Home Depot Inc., which is already the largest flooring retailer in the U.S., stands to benefit from the formaldehyde controversy surrounding two of its main competitors, Lowe’s and Lumber Liquidators.
What’s the Problem?
May 6, 2015 – Home Depot’s reputation has remained unscathed amid accusations that Lumber Liquidators and Lowe’s sold Chinese-made laminate flooring that contained toxic levels of formaldehyde, a known human carcinogen (cancer-causing substance). As a result, Home Depot may be positioned to attract customers as its rivals scramble to recover from the controversy.

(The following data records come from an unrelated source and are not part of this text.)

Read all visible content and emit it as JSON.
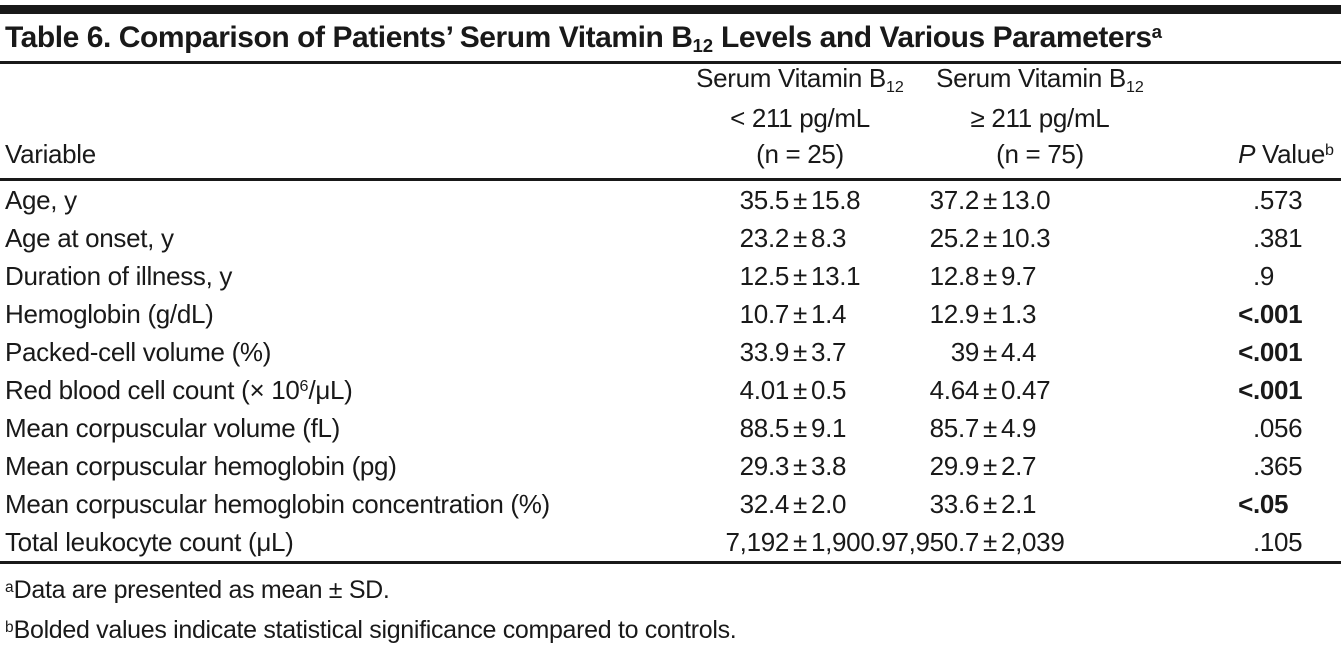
{
  "meta": {
    "background": "#ffffff",
    "ink": "#191919"
  },
  "table": {
    "title": {
      "prefix": "Table 6. Comparison of Patients’ Serum Vitamin B",
      "sub": "12",
      "suffix": " Levels and Various Parameters",
      "sup": "a"
    },
    "plus_minus": "±",
    "header": {
      "variable": "Variable",
      "group1": {
        "line1_pre": "Serum Vitamin B",
        "line1_sub": "12",
        "line2": "< 211 pg/mL",
        "line3": "(n = 25)"
      },
      "group2": {
        "line1_pre": "Serum Vitamin B",
        "line1_sub": "12",
        "line2": "≥ 211 pg/mL",
        "line3": "(n = 75)"
      },
      "p": {
        "italic": "P",
        "rest": " Value",
        "sup": "b"
      }
    },
    "rows": [
      {
        "variable_pre": "Age, y",
        "variable_sup": "",
        "variable_post": "",
        "g1_mean": "35.5",
        "g1_sd": "15.8",
        "g2_mean": "37.2",
        "g2_sd": "13.0",
        "p_prefix": "",
        "p_value": ".573",
        "p_bold": false
      },
      {
        "variable_pre": "Age at onset, y",
        "variable_sup": "",
        "variable_post": "",
        "g1_mean": "23.2",
        "g1_sd": "8.3",
        "g2_mean": "25.2",
        "g2_sd": "10.3",
        "p_prefix": "",
        "p_value": ".381",
        "p_bold": false
      },
      {
        "variable_pre": "Duration of illness, y",
        "variable_sup": "",
        "variable_post": "",
        "g1_mean": "12.5",
        "g1_sd": "13.1",
        "g2_mean": "12.8",
        "g2_sd": "9.7",
        "p_prefix": "",
        "p_value": ".9",
        "p_bold": false
      },
      {
        "variable_pre": "Hemoglobin (g/dL)",
        "variable_sup": "",
        "variable_post": "",
        "g1_mean": "10.7",
        "g1_sd": "1.4",
        "g2_mean": "12.9",
        "g2_sd": "1.3",
        "p_prefix": "<",
        "p_value": ".001",
        "p_bold": true
      },
      {
        "variable_pre": "Packed-cell volume (%)",
        "variable_sup": "",
        "variable_post": "",
        "g1_mean": "33.9",
        "g1_sd": "3.7",
        "g2_mean": "39",
        "g2_sd": "4.4",
        "p_prefix": "<",
        "p_value": ".001",
        "p_bold": true
      },
      {
        "variable_pre": "Red blood cell count (× 10",
        "variable_sup": "6",
        "variable_post": "/μL)",
        "g1_mean": "4.01",
        "g1_sd": "0.5",
        "g2_mean": "4.64",
        "g2_sd": "0.47",
        "p_prefix": "<",
        "p_value": ".001",
        "p_bold": true
      },
      {
        "variable_pre": "Mean corpuscular volume (fL)",
        "variable_sup": "",
        "variable_post": "",
        "g1_mean": "88.5",
        "g1_sd": "9.1",
        "g2_mean": "85.7",
        "g2_sd": "4.9",
        "p_prefix": "",
        "p_value": ".056",
        "p_bold": false
      },
      {
        "variable_pre": "Mean corpuscular hemoglobin (pg)",
        "variable_sup": "",
        "variable_post": "",
        "g1_mean": "29.3",
        "g1_sd": "3.8",
        "g2_mean": "29.9",
        "g2_sd": "2.7",
        "p_prefix": "",
        "p_value": ".365",
        "p_bold": false
      },
      {
        "variable_pre": "Mean corpuscular hemoglobin concentration (%)",
        "variable_sup": "",
        "variable_post": "",
        "g1_mean": "32.4",
        "g1_sd": "2.0",
        "g2_mean": "33.6",
        "g2_sd": "2.1",
        "p_prefix": "<",
        "p_value": ".05",
        "p_bold": true
      },
      {
        "variable_pre": "Total leukocyte count (μL)",
        "variable_sup": "",
        "variable_post": "",
        "g1_mean": "7,192",
        "g1_sd": "1,900.9",
        "g2_mean": "7,950.7",
        "g2_sd": "2,039",
        "p_prefix": "",
        "p_value": ".105",
        "p_bold": false
      }
    ],
    "footnotes": [
      {
        "marker": "a",
        "text": "Data are presented as mean ± SD."
      },
      {
        "marker": "b",
        "text": "Bolded values indicate statistical significance compared to controls."
      }
    ]
  }
}
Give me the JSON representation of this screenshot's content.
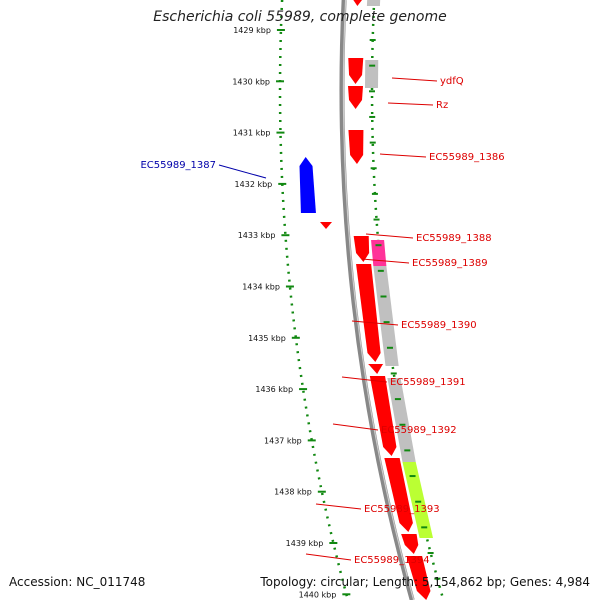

Home Depot’s stock has climbed 2.9% this year, while Lowe’s has gained 2.4%. Shares of Lumber Liquidators, on the other hand, have plunged nearly 60% since a “60 Minutes” report aired on March 1 that alleged the company had been selling Chinese laminate flooring that contained illegal levels of formaldehyde.
Laminate flooring, which offers a cheap, easy-to-install alternative to tile or hardwood floors, has grown in popularity in recent years. However, concerns about the manufacturing process — especially for products made in China — have dogged the industry. Formaldehyde, a chemical that has been linked to sinus infections, respiratory illness and cancer, is contained in the glue used to bind the flooring together.
“60 Minutes” Report
The “60 Minutes” investigation was the result of a June 2013 Seeking Alpha article written by hedge fund analyst Xuhua Zhou. Last week, Zhou wrote another article accusing Lowe’s of selling laminate flooring that had levels of formaldehyde similar to Lumber Liquidators products.
Both companies maintain their flooring is safe; however, Lowe’s has pulled the suspect products off the market until it can conduct its own investigation and testing. The flooring, sold under the Tecsun brand, was available by special order and on Lowe’s website, but not in stores.
Zhou, who is short-selling Lowe’s (meaning he’s betting the company’s stock will fall), has praised Home Depot, claiming that it maintains higher standards. He also owns shares in Home Depot.
Home Depot to Remove Phthalate Flooring
Home Depot further improved its image when it agreed last month to phase out phthalate-containing vinyl flooring by the end of the year. Phthalates, chemicals used to soften and increase the flexibility of plastic products, have been linked to adverse health complications ranging from asthma to brain damage.
Lumber Liquidators announced last week that it has stopped sourcing laminate wood from China for the time being, though it may return to the policy should customer demand warrant it. Home Depot, on the other hand, still sells Chinese flooring.
Steve Holmes, a spokesman for Home Depot, said the company requires all suppliers to comply with health standards and laws. Most of its wood products are sourced from locations in the U.S., Europe and Canada. He declined to give the percentage derived from China.
Home Depot hasn’t yet decided whether it will continue selling Chinese-made laminate, according to Holmes. “The bottom line is we’re confident that our laminate flooring is safe,” he said.